Gemeinde stellt erstes Elektroauto für Mitarbeiter in Dienst – Finanzierung über Werbeeinnahmen

Mit dem Twizy durch Ahnatal

Aufladen an jeder Steckdose: Bürgermeister Michael Aufenanger steckt das Ladekabel von Elektroauto Twizy an die Steckdose am Rathauseingang.

Ahnatal. Morgens früh noch an der Steckdose, wenig später schon auf der Straße: Die Mitarbeiter der Gemeinde Ahnatal bewegen sich künftig umweltfreundlich durch Ahnatal. Stolz präsentierte jetzt Bürgermeister Michael Aufenanger das erste Elektroauto der Gemeinde, einen Renault Twizy.

Der futuristisch anmutende Zweisitzer mit Flügeltüren ist vollelektrisch und hat eine Reichweite von rund 100 Kilometern. Besonders praktisch: Der Twizy kann an jeder üblichen Steckdose innerhalb von dreieinhalb Stunden voll aufgeladen werden und ist durch seine Länge von 2,30 Metern sehr platzsparend.

„Die Gemeinde Ahnatal möchte umweltfreundlich agieren, das Elektroauto passt hervorragend zu unserem Klimaschutzkonzept“, meinte Aufenanger. Das sehr leise fahrende Leichtkraftfahrzeug solle verstärkt innerorts zum Einsatz kommen. Dadurch, dass bis auf die Stromkosten alle weiteren Kosten für Treibstoff ausbleiben, hofft die Gemeinde auf Einsparungen im klammen Haushalt.

Auch zur Anschaffung des rund 9000 Euro teuren Gefährtes hatte die Gemeinde eine Idee, ohne die Mittel aus der eigenen Kasse bezahlen zu müssen. Den örtlichen Gewerbetreibenden wurde Werbung auf dem Fahrzeug angeboten. „Ein großer Dank an unsere Gewerbetreibenden, dass sie die Möglichkeit aufgegriffen haben“, meinte Aufenanger. Und dies in hohem Maße.

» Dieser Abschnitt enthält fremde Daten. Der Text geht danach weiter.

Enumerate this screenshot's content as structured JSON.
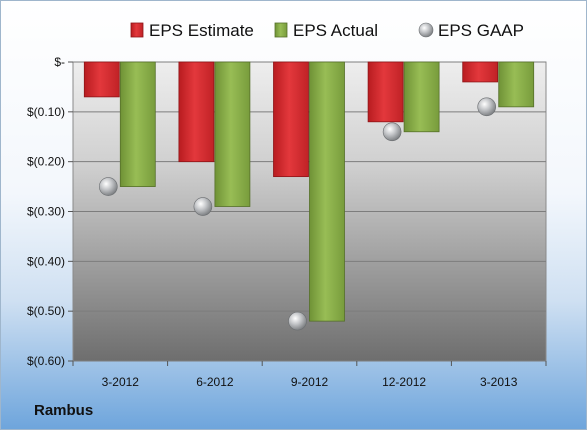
{
  "company": "Rambus",
  "colors": {
    "estimate": "#d7262b",
    "actual": "#84a844",
    "gaap": "#a8acb0"
  },
  "chart_data": {
    "type": "bar",
    "categories": [
      "3-2012",
      "6-2012",
      "9-2012",
      "12-2012",
      "3-2013"
    ],
    "series": [
      {
        "name": "EPS Estimate",
        "marker": "bar",
        "values": [
          -0.07,
          -0.2,
          -0.23,
          -0.12,
          -0.04
        ]
      },
      {
        "name": "EPS Actual",
        "marker": "bar",
        "values": [
          -0.25,
          -0.29,
          -0.52,
          -0.14,
          -0.09
        ]
      },
      {
        "name": "EPS GAAP",
        "marker": "sphere",
        "values": [
          -0.25,
          -0.29,
          -0.52,
          -0.14,
          -0.09
        ]
      }
    ],
    "ylim": [
      -0.6,
      0
    ],
    "yticks": [
      0,
      -0.1,
      -0.2,
      -0.3,
      -0.4,
      -0.5,
      -0.6
    ],
    "ytick_labels": [
      "$-",
      "$(0.10)",
      "$(0.20)",
      "$(0.30)",
      "$(0.40)",
      "$(0.50)",
      "$(0.60)"
    ],
    "legend_position": "top",
    "grid": true
  }
}
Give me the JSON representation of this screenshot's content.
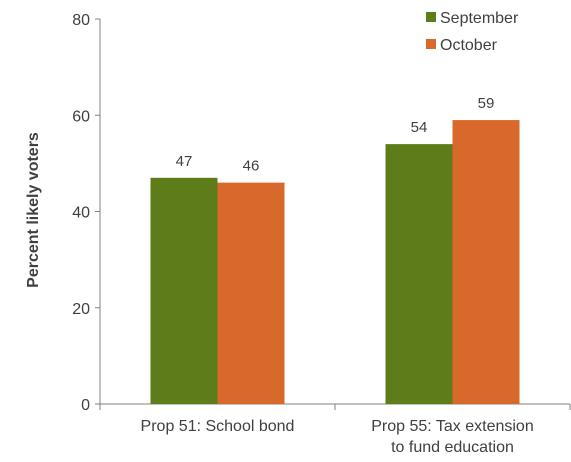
{
  "chart_data": {
    "type": "bar",
    "categories": [
      [
        "Prop 51: School bond"
      ],
      [
        "Prop 55: Tax extension",
        "to fund education"
      ]
    ],
    "series": [
      {
        "name": "September",
        "values": [
          47,
          54
        ],
        "color": "#5f7c1a"
      },
      {
        "name": "October",
        "values": [
          46,
          59
        ],
        "color": "#d9692a"
      }
    ],
    "ylabel": "Percent likely voters",
    "xlabel": "",
    "ylim": [
      0,
      80
    ],
    "yticks": [
      0,
      20,
      40,
      60,
      80
    ],
    "data_labels": true,
    "grid": false,
    "legend_position": "top-right"
  }
}
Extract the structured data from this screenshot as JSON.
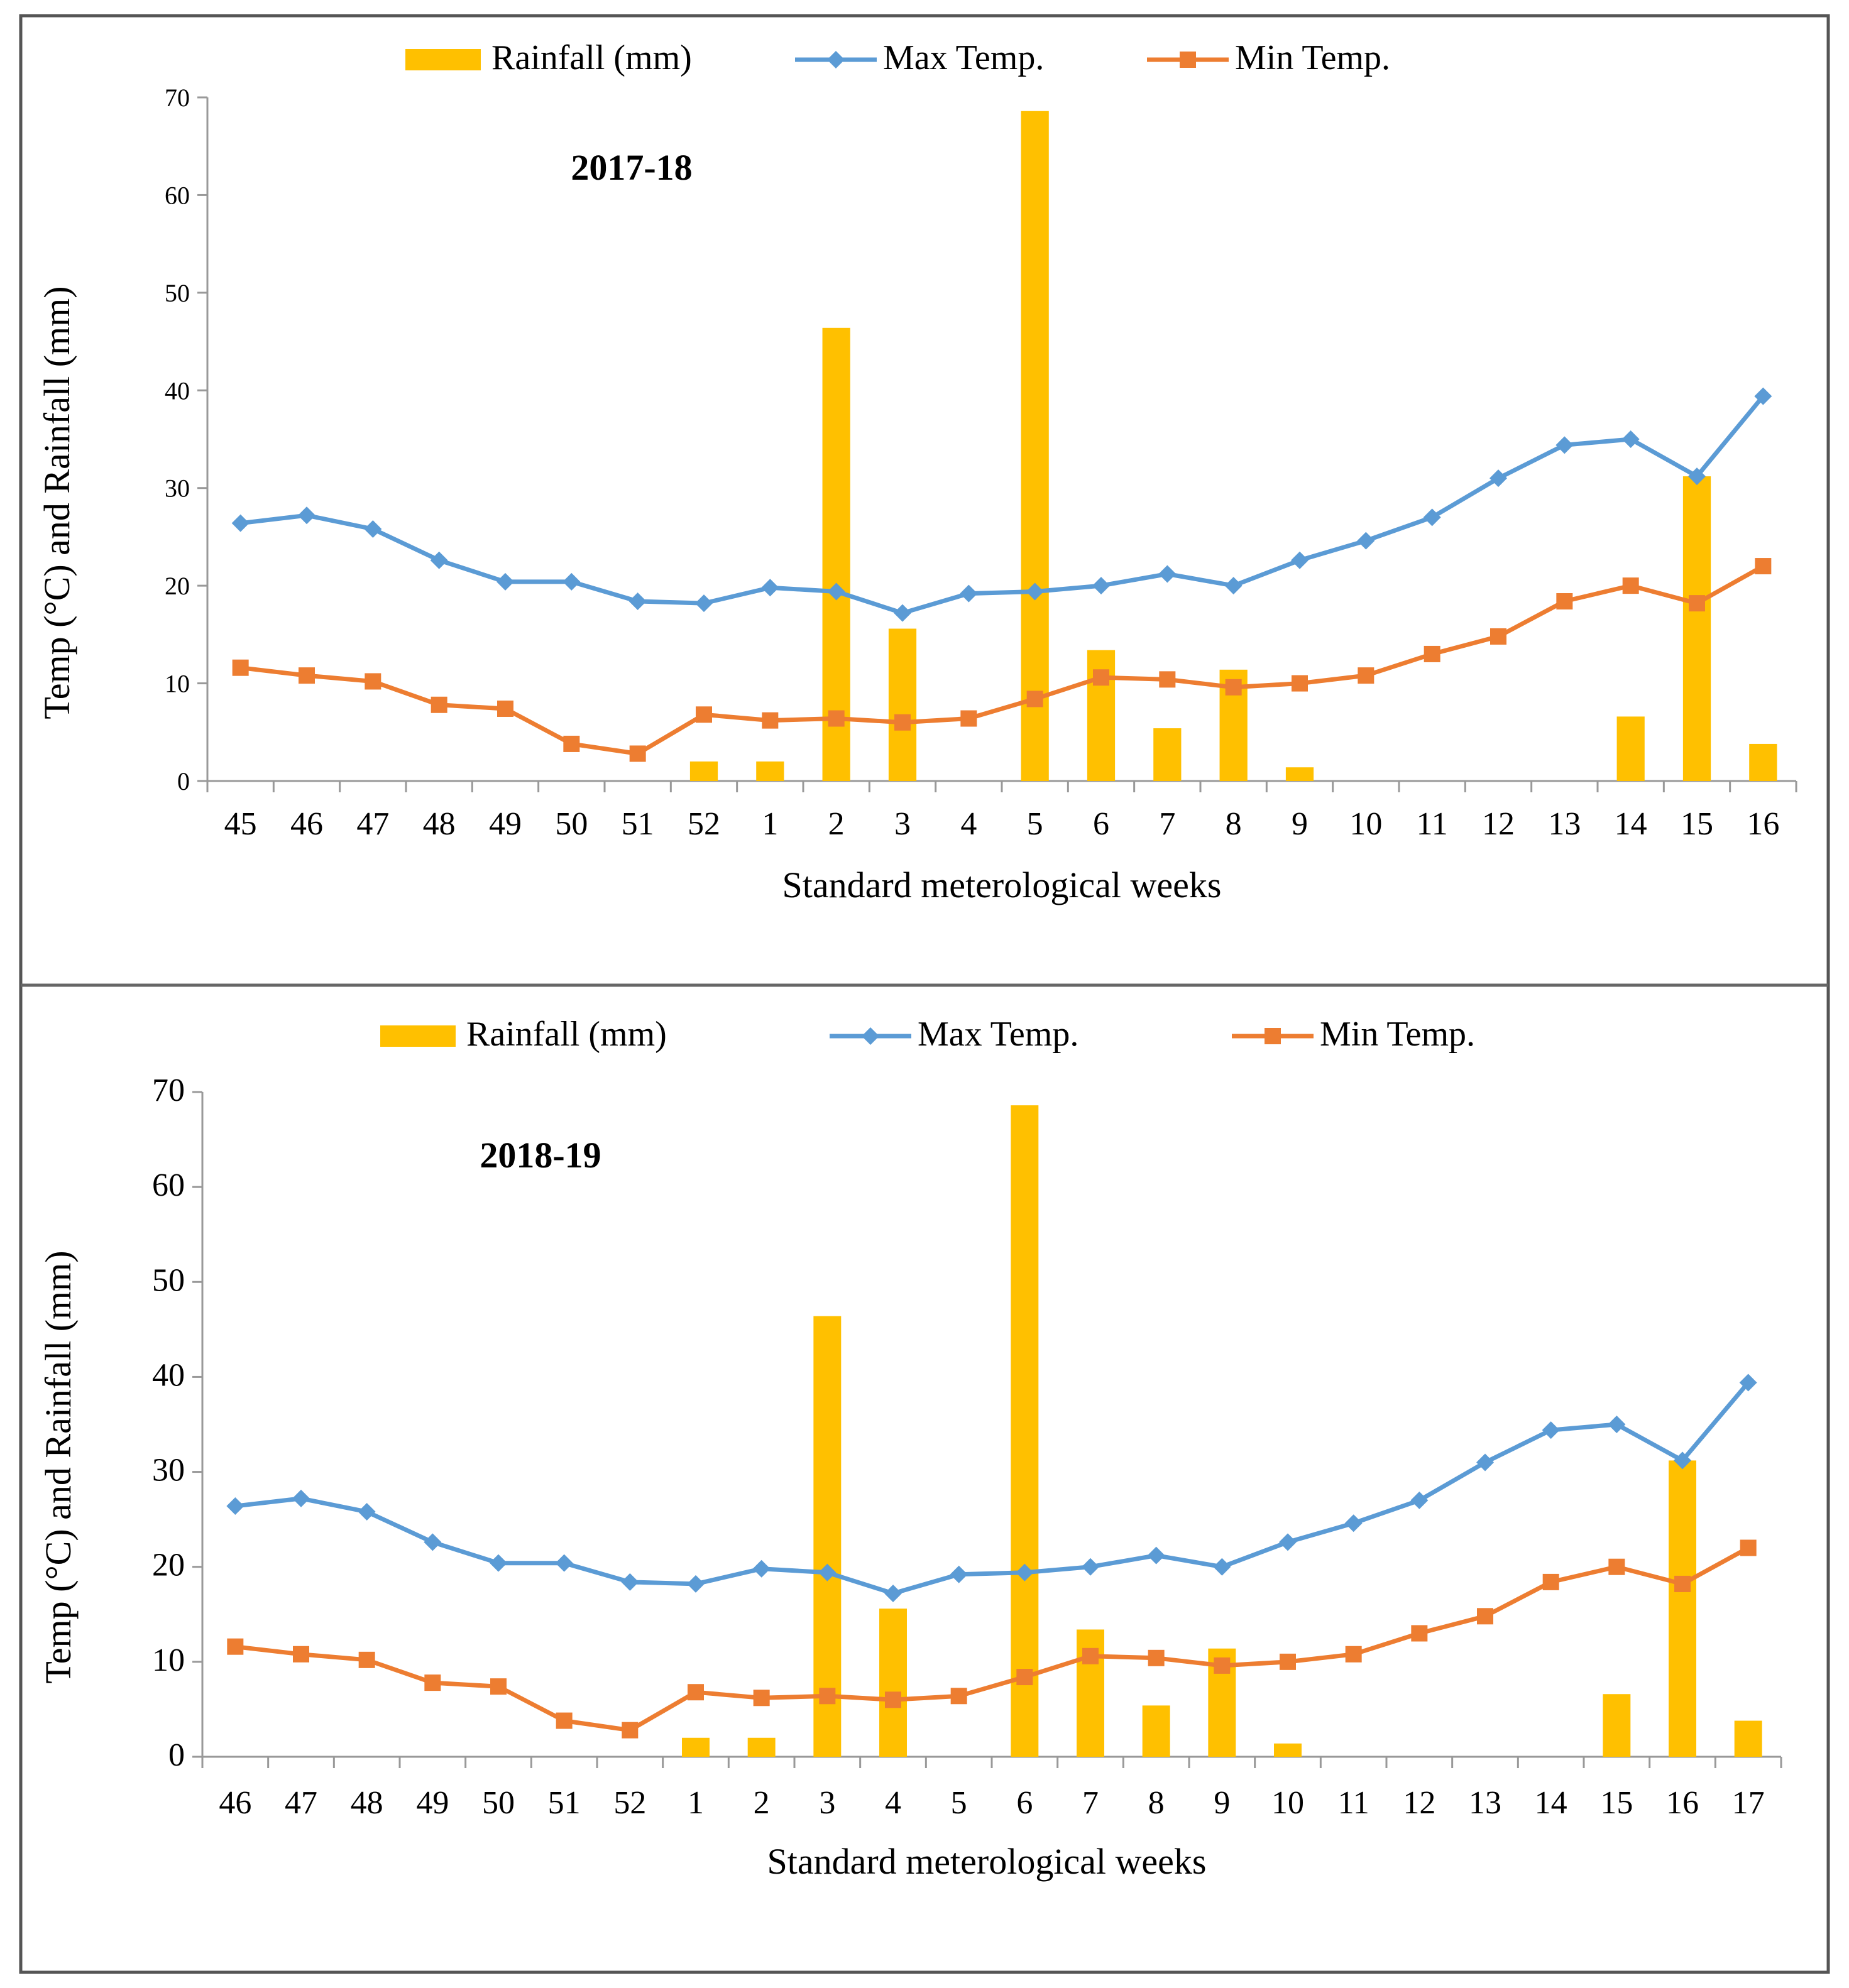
{
  "colors": {
    "rainfall": "#FFC000",
    "max_temp": "#5B9BD5",
    "min_temp": "#ED7D31",
    "axis": "#999999",
    "border": "#555555"
  },
  "chart_data": [
    {
      "type": "bar+line",
      "title": "2017-18",
      "xlabel": "Standard meterological weeks",
      "ylabel": "Temp (°C) and Rainfall (mm)",
      "ylim": [
        0,
        70
      ],
      "yticks": [
        0,
        10,
        20,
        30,
        40,
        50,
        60,
        70
      ],
      "legend": [
        "Rainfall (mm)",
        "Max Temp.",
        "Min Temp."
      ],
      "categories": [
        "45",
        "46",
        "47",
        "48",
        "49",
        "50",
        "51",
        "52",
        "1",
        "2",
        "3",
        "4",
        "5",
        "6",
        "7",
        "8",
        "9",
        "10",
        "11",
        "12",
        "13",
        "14",
        "15",
        "16"
      ],
      "series": [
        {
          "name": "Rainfall (mm)",
          "kind": "bar",
          "values": [
            0,
            0,
            0,
            0,
            0,
            0,
            0,
            2,
            2,
            46.4,
            15.6,
            0,
            68.6,
            13.4,
            5.4,
            11.4,
            1.4,
            0,
            0,
            0,
            0,
            6.6,
            31.2,
            3.8
          ]
        },
        {
          "name": "Max Temp.",
          "kind": "line",
          "marker": "diamond",
          "values": [
            26.4,
            27.2,
            25.8,
            22.6,
            20.4,
            20.4,
            18.4,
            18.2,
            19.8,
            19.4,
            17.2,
            19.2,
            19.4,
            20,
            21.2,
            20,
            22.6,
            24.6,
            27,
            31,
            34.4,
            35,
            31.2,
            39.4
          ]
        },
        {
          "name": "Min Temp.",
          "kind": "line",
          "marker": "square",
          "values": [
            11.6,
            10.8,
            10.2,
            7.8,
            7.4,
            3.8,
            2.8,
            6.8,
            6.2,
            6.4,
            6,
            6.4,
            8.4,
            10.6,
            10.4,
            9.6,
            10,
            10.8,
            13,
            14.8,
            18.4,
            20,
            18.2,
            22
          ]
        }
      ]
    },
    {
      "type": "bar+line",
      "title": "2018-19",
      "xlabel": "Standard meterological weeks",
      "ylabel": "Temp (°C) and Rainfall (mm)",
      "ylim": [
        0,
        70
      ],
      "yticks": [
        0,
        10,
        20,
        30,
        40,
        50,
        60,
        70
      ],
      "legend": [
        "Rainfall (mm)",
        "Max Temp.",
        "Min Temp."
      ],
      "categories": [
        "46",
        "47",
        "48",
        "49",
        "50",
        "51",
        "52",
        "1",
        "2",
        "3",
        "4",
        "5",
        "6",
        "7",
        "8",
        "9",
        "10",
        "11",
        "12",
        "13",
        "14",
        "15",
        "16",
        "17"
      ],
      "series": [
        {
          "name": "Rainfall (mm)",
          "kind": "bar",
          "values": [
            0,
            0,
            0,
            0,
            0,
            0,
            0,
            2,
            2,
            46.4,
            15.6,
            0,
            68.6,
            13.4,
            5.4,
            11.4,
            1.4,
            0,
            0,
            0,
            0,
            6.6,
            31.2,
            3.8
          ]
        },
        {
          "name": "Max Temp.",
          "kind": "line",
          "marker": "diamond",
          "values": [
            26.4,
            27.2,
            25.8,
            22.6,
            20.4,
            20.4,
            18.4,
            18.2,
            19.8,
            19.4,
            17.2,
            19.2,
            19.4,
            20,
            21.2,
            20,
            22.6,
            24.6,
            27,
            31,
            34.4,
            35,
            31.2,
            39.4
          ]
        },
        {
          "name": "Min Temp.",
          "kind": "line",
          "marker": "square",
          "values": [
            11.6,
            10.8,
            10.2,
            7.8,
            7.4,
            3.8,
            2.8,
            6.8,
            6.2,
            6.4,
            6,
            6.4,
            8.4,
            10.6,
            10.4,
            9.6,
            10,
            10.8,
            13,
            14.8,
            18.4,
            20,
            18.2,
            22
          ]
        }
      ]
    }
  ]
}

So finanzierte sich das neue Elektrofahrzeug komplett aus den Werbeeinnahmen.

Jeder Sponsor konnte sein Firmenlogo auf das Fahrzeug drucken lassen. „Es ist eine schöne Möglichkeit, zu spenden, da man direkt sieht, für was die Spende verwendet wird“, freute sich Naomi Fried von der Heckershäuser Zahnarztpraxis.

Bernhard Freund vom Weimarer Naturkostladen lobte die Intention der Gemeinde, die Energiewende aktiv mitzugestalten: „Es ist ein erster Schritt und sowohl für die Gemeinde als auch für die Sponsoren eine Situation, von der beide Seiten profitieren.“ Schließlich würde es auch die Gewerbetreibenden freuen, wenn das 1,46 Meter hohe Fahrzeug am eigenen Schaufenster vorbeifahre.